Chapitre III — Comment Panurge resforma l'escole maternelle
Après cela Panurge entendist parler de la gent pour laquelle il avait fait le plus : celle enfantine, car il avoit engendrez desja mil deux cens de ses membres, dont les plus affreus laiderons, ce qui sembloit qualité primordiale dans le monde de la marmaille. Et voilà donc que ceus-ci lui demandoient a nouveau de s'occuper d'eux ? Les petits ingrats ! Ne leur avoit-il poinct desja donnez le jour, qu'il leur faille en plus une esducation et austres calembredaines ? Ne pouvoient-ils poinct se contenter d'estre fessez en cadence et de beaucer comme tout le monde ?

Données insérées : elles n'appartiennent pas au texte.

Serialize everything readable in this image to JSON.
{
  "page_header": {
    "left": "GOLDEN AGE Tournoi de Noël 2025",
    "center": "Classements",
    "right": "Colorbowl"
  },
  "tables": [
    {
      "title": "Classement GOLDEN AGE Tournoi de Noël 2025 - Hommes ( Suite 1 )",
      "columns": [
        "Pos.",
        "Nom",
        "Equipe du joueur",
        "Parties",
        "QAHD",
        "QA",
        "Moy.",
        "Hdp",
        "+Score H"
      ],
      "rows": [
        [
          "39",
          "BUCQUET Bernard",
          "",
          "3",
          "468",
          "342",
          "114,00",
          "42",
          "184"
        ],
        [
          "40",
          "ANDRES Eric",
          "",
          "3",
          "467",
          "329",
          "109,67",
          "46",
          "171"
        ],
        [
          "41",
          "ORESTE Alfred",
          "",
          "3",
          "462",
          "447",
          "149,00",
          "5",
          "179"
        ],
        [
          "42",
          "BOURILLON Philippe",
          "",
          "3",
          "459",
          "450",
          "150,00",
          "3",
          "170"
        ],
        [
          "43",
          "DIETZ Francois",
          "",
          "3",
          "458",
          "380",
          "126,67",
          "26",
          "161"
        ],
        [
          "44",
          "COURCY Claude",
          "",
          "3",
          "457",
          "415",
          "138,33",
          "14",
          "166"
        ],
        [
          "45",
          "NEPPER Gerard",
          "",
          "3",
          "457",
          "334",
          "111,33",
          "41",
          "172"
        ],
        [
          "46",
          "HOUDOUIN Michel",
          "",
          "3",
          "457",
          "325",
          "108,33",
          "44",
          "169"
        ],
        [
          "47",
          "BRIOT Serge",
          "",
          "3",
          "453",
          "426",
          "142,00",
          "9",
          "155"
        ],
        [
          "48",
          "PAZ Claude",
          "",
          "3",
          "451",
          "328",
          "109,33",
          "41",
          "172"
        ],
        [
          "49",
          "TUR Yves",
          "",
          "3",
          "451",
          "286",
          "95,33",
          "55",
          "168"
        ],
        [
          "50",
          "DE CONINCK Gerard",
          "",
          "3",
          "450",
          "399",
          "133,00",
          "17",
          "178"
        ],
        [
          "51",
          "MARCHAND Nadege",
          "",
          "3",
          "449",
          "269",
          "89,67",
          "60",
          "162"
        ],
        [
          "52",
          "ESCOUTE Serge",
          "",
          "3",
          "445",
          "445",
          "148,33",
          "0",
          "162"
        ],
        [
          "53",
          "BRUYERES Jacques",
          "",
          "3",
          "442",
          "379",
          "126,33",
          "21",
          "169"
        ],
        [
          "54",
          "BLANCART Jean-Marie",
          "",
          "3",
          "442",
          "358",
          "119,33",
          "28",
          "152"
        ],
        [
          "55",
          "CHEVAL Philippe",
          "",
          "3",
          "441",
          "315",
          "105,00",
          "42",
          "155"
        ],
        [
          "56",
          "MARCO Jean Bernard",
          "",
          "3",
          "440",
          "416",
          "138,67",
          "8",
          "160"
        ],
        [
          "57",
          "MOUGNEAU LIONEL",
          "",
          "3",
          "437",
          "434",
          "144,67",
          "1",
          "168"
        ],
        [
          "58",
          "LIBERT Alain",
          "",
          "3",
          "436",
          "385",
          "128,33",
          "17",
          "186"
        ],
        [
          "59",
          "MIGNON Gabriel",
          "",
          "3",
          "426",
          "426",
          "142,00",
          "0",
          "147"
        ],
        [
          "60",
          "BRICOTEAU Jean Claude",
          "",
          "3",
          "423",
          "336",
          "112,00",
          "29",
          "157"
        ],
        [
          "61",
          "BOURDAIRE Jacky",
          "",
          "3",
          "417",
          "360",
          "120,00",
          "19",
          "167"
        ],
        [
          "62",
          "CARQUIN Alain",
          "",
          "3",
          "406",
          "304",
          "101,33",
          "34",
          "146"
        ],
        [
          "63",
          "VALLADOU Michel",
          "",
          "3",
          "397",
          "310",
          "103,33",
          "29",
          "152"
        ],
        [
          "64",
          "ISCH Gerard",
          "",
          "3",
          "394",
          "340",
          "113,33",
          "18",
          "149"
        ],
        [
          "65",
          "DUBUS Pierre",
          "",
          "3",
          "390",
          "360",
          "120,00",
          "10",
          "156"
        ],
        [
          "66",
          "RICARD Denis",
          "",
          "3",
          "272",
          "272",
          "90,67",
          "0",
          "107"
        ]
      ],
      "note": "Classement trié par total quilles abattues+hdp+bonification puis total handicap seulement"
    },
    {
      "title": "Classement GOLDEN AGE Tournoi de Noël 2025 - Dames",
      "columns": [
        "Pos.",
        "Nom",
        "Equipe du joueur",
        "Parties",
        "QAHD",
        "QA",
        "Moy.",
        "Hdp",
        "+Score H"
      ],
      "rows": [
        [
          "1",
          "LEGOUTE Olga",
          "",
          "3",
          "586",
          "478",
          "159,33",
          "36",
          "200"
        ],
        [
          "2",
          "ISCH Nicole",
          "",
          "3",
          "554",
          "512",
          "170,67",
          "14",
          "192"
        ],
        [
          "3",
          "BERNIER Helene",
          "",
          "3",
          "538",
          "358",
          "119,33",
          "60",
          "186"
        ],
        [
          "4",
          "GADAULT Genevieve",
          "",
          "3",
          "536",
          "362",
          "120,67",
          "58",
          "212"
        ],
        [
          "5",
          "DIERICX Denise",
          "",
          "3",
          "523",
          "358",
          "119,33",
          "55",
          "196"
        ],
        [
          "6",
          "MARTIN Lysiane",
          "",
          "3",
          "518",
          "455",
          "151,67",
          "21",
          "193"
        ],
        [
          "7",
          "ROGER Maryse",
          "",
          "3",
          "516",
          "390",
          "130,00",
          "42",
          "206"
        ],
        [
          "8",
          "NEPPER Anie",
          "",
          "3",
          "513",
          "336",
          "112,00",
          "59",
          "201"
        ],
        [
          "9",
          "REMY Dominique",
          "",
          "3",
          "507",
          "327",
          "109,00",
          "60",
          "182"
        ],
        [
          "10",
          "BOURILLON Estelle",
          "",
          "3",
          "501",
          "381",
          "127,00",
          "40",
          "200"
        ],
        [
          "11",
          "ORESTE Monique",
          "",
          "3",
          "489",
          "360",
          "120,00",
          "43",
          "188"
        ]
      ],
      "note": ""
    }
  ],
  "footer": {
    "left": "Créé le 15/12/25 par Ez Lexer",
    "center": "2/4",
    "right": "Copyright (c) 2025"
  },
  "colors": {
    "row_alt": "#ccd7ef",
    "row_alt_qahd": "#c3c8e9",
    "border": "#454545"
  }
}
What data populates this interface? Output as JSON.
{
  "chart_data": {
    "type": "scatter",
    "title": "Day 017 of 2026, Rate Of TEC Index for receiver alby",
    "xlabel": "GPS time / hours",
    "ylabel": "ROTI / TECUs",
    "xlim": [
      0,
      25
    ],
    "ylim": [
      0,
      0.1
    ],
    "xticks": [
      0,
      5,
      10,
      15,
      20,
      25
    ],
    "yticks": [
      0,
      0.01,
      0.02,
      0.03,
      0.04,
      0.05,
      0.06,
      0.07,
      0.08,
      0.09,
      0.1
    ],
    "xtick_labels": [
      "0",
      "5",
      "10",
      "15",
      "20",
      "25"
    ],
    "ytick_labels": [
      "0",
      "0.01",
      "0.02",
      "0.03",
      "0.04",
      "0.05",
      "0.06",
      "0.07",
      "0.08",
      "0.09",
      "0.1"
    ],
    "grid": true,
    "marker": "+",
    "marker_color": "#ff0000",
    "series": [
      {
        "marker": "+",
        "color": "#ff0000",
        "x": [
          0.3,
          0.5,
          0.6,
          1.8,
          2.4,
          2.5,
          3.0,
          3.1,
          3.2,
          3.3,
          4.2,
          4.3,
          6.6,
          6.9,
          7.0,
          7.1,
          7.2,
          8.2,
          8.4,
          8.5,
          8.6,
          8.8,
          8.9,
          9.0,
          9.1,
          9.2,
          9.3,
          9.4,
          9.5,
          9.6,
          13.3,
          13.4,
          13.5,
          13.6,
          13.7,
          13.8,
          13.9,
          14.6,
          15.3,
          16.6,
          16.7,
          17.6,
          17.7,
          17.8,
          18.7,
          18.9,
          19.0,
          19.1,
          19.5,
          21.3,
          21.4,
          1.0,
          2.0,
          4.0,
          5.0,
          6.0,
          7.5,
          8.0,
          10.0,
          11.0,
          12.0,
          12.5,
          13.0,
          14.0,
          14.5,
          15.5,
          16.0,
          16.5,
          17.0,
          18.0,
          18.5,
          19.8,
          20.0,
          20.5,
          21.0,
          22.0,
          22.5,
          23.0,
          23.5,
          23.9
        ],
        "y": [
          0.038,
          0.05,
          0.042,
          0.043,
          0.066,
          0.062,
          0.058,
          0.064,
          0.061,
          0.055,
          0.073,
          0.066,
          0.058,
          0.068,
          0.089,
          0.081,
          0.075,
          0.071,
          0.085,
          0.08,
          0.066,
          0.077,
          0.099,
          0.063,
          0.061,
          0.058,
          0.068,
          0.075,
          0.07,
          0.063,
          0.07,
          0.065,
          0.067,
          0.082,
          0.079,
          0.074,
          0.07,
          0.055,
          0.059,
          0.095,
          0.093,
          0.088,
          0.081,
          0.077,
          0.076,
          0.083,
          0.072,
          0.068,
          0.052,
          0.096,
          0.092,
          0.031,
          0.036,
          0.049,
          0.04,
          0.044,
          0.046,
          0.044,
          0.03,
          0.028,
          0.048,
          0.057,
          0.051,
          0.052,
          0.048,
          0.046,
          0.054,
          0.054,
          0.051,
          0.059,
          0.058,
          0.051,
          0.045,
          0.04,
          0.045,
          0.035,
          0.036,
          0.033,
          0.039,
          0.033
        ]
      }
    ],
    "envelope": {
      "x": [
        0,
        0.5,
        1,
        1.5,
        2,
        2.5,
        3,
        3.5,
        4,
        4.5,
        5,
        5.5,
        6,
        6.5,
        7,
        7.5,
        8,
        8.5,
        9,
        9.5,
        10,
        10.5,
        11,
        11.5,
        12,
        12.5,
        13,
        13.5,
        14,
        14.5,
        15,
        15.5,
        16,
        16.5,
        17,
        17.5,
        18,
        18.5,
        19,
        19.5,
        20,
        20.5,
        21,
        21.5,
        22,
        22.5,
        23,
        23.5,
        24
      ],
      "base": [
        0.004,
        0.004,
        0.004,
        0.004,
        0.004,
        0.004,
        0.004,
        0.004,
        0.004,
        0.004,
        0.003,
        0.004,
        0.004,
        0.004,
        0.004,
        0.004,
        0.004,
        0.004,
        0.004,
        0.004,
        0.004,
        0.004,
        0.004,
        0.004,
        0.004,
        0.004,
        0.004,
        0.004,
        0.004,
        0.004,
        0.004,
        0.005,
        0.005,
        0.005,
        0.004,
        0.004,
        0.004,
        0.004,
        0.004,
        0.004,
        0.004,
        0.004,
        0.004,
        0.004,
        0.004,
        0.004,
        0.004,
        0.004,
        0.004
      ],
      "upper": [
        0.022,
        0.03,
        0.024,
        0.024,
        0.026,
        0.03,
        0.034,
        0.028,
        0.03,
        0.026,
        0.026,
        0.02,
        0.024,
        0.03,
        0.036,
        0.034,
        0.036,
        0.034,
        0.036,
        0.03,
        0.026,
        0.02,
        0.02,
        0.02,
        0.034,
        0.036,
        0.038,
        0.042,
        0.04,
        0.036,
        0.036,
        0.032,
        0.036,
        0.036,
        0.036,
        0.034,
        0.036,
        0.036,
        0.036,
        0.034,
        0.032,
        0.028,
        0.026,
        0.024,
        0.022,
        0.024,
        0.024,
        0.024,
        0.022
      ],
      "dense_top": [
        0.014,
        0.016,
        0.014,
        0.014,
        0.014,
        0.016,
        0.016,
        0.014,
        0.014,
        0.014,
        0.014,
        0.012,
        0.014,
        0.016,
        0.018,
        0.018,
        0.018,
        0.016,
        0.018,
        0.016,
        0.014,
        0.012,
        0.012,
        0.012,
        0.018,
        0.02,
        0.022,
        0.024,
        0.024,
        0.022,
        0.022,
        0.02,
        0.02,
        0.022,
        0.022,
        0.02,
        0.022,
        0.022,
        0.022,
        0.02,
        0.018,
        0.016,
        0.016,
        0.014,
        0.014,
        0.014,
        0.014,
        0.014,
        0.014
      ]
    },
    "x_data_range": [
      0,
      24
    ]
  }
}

« Allons ! se resolut-il un matin. Partons voir ces creatures squameuses ! » Et, s'en repartant sonner le même quidam : « Dis-moi, brave homme, qu'enseigne-t-on dans ces especes de menageries ou l'on se debarrasse des morveus ?
— Eh, par mes fesses ! Elles se nommoient escoles primaires et maternelles et nous montrent comment devenir citoyens esclairez. L'on y apprend a lire, escrire, compter...
— Lire ? Escrire ? Saint-Frusquin me preserve de ses couillasseries ! Que l'on offre plutost des activitez capables de les tenir en laisse, sans quoy ils nous feront chier de par leurs questions jusqu'a ce que nous nous noyions dans la merde ! »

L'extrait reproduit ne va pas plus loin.